R - On peut très bien le faire.
Q - Les autres ?
R - Encore une fois, j'y reviens, si c'est un discours des autorités françaises, c'est un discours commun.
Q - De sorte que l'Elysée, ou le président de la République écrivent ou participent à la rédaction des textes du Premier ministre pendant cette phase de cohabitation ?
R - Il peut très bien se prononcer dessus. Quand par exemple le Premier ministre, a fait son discours à l'Assemblée nationale, il avait été validé comme un discours qui présentait les positions qui seraient défendues et par le Président et par le Gouvernement. C'est cela un discours des autorités françaises.
Q - Monsieur le Ministre, quand on parle de Constitution européenne, on parle de l'Europe d'après-demain. Est-ce que le débat dont vous venez de donner quelques éléments, est-ce que ce même débat porte également sur la réforme des institutions qui doit être décidée d'ici la fin de l'année, c'est-à-dire est-ce qu'il y aussi un débat dans la cohabitation sur la réforme des institutions pour l'immédiat ?
R - Non, c'est pour cela que s'agissant des deux temps, il y a le temps des six mois qui viennent, qui est le temps de la Présidence française sur lequel, je vous le répète, on cherchera en vain l'épaisseur d'une feuille de papier de cigarette entre le Président et le Gouvernement. Là-dessus nous avons des positions que nous allons défendre, Hubert Védrine et moi dans la CIG, la Conférence intergouvernementale. Ces positions sont définies avec le président de la République, autour du président de la République et nous défendrons tout simplement la position de la France.

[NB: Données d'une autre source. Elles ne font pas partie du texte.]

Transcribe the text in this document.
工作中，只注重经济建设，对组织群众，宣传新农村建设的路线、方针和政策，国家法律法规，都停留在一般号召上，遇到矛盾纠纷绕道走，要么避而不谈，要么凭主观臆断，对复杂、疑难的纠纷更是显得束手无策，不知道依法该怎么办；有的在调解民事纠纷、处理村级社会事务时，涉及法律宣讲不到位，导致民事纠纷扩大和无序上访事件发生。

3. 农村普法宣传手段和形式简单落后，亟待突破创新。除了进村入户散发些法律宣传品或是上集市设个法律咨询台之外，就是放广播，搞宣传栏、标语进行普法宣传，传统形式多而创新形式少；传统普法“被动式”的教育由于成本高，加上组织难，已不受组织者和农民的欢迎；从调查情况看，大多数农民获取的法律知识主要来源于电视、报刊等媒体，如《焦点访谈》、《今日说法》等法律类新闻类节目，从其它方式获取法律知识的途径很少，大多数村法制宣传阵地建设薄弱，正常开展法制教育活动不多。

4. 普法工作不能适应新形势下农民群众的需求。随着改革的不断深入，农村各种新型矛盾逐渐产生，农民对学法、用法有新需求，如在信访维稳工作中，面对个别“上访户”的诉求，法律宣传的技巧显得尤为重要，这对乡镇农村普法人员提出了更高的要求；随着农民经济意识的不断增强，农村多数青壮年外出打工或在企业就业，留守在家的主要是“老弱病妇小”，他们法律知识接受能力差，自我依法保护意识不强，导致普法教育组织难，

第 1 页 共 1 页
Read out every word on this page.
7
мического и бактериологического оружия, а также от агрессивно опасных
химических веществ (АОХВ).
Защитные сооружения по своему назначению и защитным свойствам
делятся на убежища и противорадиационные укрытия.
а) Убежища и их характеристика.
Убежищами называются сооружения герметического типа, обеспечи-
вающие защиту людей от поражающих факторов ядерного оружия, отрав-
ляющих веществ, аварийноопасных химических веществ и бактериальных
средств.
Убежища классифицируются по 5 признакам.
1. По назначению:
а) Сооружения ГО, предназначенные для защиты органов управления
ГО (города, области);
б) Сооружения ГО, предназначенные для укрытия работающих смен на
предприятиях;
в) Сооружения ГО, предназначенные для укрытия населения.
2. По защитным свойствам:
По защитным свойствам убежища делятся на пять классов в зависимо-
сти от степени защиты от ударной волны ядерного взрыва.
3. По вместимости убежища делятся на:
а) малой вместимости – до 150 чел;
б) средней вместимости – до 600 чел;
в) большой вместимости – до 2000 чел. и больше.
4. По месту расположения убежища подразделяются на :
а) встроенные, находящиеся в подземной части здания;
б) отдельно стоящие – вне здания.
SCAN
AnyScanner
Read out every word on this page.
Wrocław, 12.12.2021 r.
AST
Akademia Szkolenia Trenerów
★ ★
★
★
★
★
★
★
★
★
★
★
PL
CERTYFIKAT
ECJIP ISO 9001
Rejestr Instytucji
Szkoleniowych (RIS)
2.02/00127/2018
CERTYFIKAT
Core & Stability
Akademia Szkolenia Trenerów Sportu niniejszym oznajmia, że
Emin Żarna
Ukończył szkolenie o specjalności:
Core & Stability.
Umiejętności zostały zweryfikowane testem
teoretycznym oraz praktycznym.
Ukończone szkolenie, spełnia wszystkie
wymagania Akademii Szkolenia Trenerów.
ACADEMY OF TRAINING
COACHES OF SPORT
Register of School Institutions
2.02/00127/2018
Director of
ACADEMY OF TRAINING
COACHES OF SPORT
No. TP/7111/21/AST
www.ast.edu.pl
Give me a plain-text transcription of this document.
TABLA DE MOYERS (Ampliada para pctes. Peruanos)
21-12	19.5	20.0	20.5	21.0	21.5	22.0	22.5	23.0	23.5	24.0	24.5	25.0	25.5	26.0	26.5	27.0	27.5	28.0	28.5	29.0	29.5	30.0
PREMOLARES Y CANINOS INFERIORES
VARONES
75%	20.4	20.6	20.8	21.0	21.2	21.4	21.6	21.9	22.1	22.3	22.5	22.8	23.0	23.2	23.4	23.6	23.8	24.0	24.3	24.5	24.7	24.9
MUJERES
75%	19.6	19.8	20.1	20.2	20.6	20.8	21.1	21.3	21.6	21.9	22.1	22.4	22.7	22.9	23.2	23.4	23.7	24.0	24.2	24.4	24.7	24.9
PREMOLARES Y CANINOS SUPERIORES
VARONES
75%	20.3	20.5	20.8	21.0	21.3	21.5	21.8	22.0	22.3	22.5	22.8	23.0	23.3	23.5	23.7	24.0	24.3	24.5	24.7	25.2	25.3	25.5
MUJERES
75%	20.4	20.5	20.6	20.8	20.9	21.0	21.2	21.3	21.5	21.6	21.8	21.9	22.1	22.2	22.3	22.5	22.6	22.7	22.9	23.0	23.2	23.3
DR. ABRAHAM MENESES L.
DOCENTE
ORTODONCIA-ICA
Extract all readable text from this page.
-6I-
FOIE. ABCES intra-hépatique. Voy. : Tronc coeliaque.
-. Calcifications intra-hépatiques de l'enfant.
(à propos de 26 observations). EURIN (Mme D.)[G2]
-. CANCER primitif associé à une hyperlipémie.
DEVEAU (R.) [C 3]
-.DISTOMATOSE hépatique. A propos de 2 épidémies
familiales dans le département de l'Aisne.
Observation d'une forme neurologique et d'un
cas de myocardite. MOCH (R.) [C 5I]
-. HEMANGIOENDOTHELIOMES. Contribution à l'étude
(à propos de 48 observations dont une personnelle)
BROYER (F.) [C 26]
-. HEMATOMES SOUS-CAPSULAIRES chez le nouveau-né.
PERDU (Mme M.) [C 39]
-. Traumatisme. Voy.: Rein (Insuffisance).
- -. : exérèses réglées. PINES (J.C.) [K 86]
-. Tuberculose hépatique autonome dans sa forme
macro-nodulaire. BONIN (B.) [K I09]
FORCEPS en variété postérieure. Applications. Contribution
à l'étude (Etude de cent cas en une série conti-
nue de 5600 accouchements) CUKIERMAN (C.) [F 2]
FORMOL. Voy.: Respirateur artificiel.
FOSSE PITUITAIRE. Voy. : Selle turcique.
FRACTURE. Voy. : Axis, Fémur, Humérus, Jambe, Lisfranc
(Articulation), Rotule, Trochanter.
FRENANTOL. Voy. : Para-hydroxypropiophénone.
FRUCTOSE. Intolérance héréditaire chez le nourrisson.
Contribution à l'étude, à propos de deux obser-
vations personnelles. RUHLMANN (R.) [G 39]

Q - On a l'impression qu'on parle plus concrètement de la Constitution que de la réforme immédiate des institutions.
R - C'est là d'ailleurs où je me permettrai de faire une petite observation : le discours sur l'avenir de l'Europe est extrêmement utile. Il montre bien l'urgence du sujet et en même temps, c'est un discours qui est extrêmement ouvert. Que ce soit celui de Jacques Delors, que ce soit celui de Joschka Fisher, que ce soit celui de Jacques Chirac, que ce soit d'autres encore. C'est un débat pour l'avenir alors que la CIG, c'est pour tout de suite.
Q - Alors on a dit que c'est très important.
R - Et, je ne voudrais pas qu'un discours chasse l'autre. C'est pour cela que je distingue bien les deux temps. Commençons par réussir cette réforme institutionnelle car d'ailleurs de la réussite ou non de cette réforme ne découle pas le même avenir.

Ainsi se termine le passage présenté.